See E5 deep-dive Github issue #49
While looking at ShortStack database matches, for the three species I realized that all three have matches to multiple published sequences of miR-2030, but miR-2030 was not one of the miRNAs identified as conserved between the three species. After poking around I realized that the Apul miR-2030 miRNA and Peve miR-2030 have identical mature miRNA sequences, but the Pmea miR-2030 has a totally different mature sequence. Instead, the star sequence of Pmea miR-2030 matches the mature sequences for Apul miR-2030 and Peve miR-2030. This raises the possibility that ShortStack is incorrectly distinguishing between mature and star sequences, which would throw a bit of a wrench in the current workflow to identify conserved miRNAs. I also noted something similar when comparing ShortStack outputs to the miRdeep2 output.
As a reminder, miRNAs originate as primary miRNA transcripts (“pri-miRNAs”) transcribed from genes, which are characteristically folded in a “hairpin” structure. These pri-miRNAs are then cleaved at their base to form precursor miRNAs (“pre-miRNAs”). The pre-miRNA loop is then removed by Dicer, leaving a mature miRNA duplex. Both of these strands (5’ and 3’) can be loaded into an Argonaute (AGO) protein complex to form an RNA-induced silencing complex (RISC), which then guides gene expression. However, one strand is usually preferentially loaded, in part based on its thermodynamic stability. Strands that are not loaded are unwound from their complement and generally degraded by cellular machinery.
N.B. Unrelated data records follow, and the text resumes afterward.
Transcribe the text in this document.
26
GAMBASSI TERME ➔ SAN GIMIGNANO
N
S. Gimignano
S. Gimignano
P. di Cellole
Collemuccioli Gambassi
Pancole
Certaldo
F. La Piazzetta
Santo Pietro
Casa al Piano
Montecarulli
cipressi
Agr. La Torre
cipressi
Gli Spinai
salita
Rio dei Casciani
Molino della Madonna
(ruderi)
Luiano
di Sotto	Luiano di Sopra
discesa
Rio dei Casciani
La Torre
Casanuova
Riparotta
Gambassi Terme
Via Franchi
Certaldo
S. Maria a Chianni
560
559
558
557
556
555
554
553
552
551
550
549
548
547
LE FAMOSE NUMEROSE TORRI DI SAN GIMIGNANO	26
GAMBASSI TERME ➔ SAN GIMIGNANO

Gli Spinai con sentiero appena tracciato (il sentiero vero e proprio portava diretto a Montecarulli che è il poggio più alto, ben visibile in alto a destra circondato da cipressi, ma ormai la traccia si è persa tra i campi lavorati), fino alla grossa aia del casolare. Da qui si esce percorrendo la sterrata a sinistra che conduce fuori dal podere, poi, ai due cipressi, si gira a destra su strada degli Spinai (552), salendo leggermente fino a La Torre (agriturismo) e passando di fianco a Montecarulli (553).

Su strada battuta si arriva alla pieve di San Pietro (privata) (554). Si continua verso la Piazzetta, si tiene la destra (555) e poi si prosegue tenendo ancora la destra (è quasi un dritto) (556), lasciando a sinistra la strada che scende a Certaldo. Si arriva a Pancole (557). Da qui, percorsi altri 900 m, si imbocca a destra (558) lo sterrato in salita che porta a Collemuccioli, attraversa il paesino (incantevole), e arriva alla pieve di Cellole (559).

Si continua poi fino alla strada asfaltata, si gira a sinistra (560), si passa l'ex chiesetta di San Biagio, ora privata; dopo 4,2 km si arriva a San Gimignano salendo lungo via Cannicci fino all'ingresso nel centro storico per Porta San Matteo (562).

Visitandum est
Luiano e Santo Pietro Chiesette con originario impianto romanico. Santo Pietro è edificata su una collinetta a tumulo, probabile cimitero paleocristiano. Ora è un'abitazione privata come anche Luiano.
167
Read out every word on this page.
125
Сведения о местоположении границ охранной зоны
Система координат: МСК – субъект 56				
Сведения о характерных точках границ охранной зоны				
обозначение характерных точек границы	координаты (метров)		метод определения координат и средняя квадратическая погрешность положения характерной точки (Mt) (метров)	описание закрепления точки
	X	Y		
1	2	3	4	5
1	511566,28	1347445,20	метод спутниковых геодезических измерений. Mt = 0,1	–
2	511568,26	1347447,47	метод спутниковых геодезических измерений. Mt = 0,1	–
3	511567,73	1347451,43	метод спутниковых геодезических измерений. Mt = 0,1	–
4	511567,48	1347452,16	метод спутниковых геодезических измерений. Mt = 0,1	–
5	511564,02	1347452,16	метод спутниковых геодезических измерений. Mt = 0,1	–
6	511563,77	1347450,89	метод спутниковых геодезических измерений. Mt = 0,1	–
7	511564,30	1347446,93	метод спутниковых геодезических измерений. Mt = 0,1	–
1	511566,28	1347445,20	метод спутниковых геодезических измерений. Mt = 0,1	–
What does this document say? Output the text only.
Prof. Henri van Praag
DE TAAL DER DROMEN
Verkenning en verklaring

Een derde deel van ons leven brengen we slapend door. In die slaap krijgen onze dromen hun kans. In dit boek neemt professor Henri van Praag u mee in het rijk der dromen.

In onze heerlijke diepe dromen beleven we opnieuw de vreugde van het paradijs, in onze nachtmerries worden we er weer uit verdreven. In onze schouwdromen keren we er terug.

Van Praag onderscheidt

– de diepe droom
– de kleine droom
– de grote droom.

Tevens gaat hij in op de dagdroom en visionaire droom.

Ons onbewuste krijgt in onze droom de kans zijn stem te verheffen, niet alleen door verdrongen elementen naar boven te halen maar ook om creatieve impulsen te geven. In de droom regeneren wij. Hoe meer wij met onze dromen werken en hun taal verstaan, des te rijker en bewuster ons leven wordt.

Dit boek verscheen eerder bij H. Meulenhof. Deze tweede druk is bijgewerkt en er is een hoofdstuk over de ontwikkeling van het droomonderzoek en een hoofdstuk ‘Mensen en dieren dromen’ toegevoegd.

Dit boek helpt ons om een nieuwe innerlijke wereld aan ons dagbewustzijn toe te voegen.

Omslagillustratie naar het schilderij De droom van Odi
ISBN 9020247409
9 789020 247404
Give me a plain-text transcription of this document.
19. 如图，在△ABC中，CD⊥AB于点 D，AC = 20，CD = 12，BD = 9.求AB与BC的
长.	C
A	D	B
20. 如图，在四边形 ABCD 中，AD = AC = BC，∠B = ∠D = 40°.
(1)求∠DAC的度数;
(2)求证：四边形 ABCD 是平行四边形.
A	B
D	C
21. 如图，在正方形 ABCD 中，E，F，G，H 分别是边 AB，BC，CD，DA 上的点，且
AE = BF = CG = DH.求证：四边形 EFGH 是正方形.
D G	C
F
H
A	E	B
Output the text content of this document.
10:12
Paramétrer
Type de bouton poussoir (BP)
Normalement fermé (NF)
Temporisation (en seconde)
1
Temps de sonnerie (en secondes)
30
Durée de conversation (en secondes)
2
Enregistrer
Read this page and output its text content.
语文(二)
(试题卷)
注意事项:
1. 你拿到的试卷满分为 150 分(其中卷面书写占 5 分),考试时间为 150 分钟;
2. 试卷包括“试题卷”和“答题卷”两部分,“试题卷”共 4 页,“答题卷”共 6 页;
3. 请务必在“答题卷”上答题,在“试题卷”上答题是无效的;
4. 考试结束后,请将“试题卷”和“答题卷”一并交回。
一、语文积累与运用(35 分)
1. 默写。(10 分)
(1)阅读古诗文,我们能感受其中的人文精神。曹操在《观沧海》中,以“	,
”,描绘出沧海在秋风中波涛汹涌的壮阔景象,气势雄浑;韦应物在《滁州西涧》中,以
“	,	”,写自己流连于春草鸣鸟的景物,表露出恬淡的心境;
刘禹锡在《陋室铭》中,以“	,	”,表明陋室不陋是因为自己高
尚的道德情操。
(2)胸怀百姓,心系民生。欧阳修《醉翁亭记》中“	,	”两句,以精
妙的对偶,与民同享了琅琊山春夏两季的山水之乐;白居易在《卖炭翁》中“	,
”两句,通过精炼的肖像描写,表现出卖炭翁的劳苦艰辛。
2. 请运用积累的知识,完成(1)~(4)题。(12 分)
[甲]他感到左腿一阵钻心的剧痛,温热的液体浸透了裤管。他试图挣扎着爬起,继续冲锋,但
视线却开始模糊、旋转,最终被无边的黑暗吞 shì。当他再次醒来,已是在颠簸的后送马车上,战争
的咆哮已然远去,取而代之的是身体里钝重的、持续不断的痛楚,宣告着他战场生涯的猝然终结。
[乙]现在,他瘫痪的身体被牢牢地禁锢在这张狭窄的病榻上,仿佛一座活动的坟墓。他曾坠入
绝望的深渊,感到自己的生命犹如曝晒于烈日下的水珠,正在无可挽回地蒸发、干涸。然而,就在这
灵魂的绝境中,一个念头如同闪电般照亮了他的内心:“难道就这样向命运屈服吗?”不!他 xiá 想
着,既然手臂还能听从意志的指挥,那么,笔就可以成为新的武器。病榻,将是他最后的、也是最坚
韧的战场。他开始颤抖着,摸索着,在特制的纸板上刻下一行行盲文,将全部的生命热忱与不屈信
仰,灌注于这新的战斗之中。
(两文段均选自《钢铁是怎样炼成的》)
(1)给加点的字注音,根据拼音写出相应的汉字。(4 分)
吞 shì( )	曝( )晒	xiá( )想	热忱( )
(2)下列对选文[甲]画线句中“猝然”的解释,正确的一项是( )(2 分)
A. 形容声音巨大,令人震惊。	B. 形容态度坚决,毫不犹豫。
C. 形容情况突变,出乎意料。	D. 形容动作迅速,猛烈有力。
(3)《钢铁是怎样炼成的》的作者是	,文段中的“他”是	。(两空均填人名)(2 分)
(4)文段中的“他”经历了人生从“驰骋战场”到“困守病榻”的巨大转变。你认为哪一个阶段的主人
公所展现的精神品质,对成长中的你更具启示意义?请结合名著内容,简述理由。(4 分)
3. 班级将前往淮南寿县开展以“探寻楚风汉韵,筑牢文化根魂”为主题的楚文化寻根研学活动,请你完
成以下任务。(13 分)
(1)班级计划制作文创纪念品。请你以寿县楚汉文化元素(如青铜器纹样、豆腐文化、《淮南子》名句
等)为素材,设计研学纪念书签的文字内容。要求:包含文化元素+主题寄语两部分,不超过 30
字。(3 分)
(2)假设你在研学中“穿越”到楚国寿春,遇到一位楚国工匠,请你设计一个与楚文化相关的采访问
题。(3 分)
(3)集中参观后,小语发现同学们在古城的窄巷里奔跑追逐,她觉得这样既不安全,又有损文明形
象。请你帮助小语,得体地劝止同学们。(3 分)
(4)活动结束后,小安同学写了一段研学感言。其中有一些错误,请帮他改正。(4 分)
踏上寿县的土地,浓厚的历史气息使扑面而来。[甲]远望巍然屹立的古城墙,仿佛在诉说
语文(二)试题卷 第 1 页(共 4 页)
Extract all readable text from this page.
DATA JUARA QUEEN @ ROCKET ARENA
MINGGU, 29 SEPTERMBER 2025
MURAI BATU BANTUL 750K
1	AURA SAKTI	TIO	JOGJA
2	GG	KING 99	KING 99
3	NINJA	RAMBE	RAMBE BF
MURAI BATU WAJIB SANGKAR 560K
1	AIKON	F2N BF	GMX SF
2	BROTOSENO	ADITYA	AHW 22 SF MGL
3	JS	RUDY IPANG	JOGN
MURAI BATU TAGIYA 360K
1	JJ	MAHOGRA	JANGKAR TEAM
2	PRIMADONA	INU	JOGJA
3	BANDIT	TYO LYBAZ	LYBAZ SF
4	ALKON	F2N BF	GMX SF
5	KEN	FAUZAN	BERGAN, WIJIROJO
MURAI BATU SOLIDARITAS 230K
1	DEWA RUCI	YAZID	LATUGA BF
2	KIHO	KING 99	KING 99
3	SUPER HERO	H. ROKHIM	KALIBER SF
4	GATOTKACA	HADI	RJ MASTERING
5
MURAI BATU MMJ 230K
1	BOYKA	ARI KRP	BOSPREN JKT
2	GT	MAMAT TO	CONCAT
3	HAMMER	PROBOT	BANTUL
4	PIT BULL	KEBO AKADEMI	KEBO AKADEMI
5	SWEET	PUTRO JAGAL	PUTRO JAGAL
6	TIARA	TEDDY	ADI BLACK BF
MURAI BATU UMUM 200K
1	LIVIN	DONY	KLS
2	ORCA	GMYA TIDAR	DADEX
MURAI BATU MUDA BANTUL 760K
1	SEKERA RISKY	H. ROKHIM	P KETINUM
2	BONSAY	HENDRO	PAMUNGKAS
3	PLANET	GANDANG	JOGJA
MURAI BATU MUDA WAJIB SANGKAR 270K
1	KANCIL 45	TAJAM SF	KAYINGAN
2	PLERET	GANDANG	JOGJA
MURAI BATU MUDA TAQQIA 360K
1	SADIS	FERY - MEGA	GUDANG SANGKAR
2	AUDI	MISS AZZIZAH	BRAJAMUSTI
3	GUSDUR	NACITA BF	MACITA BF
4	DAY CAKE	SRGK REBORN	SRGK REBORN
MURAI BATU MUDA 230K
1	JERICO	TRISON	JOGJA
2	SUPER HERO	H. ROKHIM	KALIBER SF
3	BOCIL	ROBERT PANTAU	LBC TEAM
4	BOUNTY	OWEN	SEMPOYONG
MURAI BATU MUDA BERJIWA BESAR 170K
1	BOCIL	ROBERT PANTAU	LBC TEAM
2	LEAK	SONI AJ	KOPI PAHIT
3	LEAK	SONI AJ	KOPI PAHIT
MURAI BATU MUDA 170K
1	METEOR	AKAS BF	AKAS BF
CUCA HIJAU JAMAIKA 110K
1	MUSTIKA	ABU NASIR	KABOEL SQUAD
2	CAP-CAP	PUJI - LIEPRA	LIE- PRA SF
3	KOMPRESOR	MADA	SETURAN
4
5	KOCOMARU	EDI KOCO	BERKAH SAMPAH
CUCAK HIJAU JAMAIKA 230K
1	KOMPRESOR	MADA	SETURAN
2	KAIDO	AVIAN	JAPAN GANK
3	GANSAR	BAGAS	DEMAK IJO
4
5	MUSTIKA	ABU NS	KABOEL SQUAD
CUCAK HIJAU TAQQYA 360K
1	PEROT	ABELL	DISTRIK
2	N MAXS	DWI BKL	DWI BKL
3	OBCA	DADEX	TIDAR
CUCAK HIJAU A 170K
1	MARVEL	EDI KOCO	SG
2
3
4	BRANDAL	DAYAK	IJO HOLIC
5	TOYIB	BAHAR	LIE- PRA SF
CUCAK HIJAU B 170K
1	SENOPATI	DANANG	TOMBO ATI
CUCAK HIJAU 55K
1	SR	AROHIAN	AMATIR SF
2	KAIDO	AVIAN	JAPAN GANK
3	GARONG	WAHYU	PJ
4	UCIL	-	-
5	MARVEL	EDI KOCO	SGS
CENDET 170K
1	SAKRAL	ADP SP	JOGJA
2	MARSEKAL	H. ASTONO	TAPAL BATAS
The preferentially-loaded strand is commonly titled the “mature miRNA,” while the unloaded strand is commonly called the “miRNA*” or “miRNA star”. Since the AGO-loaded strand (mature miRNA) is the one that actually influences gene expression, this is the strand that is considered important during miRNA identification and analysis. (Summarized from (O’Brien et al. 2018))
It isn’t entirely clear from the ShortStack documentation how it distinguishes between mature and star sequences. What sequence features would indicate one strand is more likely to be loaded on to the RISC complex than the other? In addition, O’Brien et al. (2018) seem to suggest that both the mature and star miRNA molecules could play some role in gene expression – does that mean we should be considering both to be important?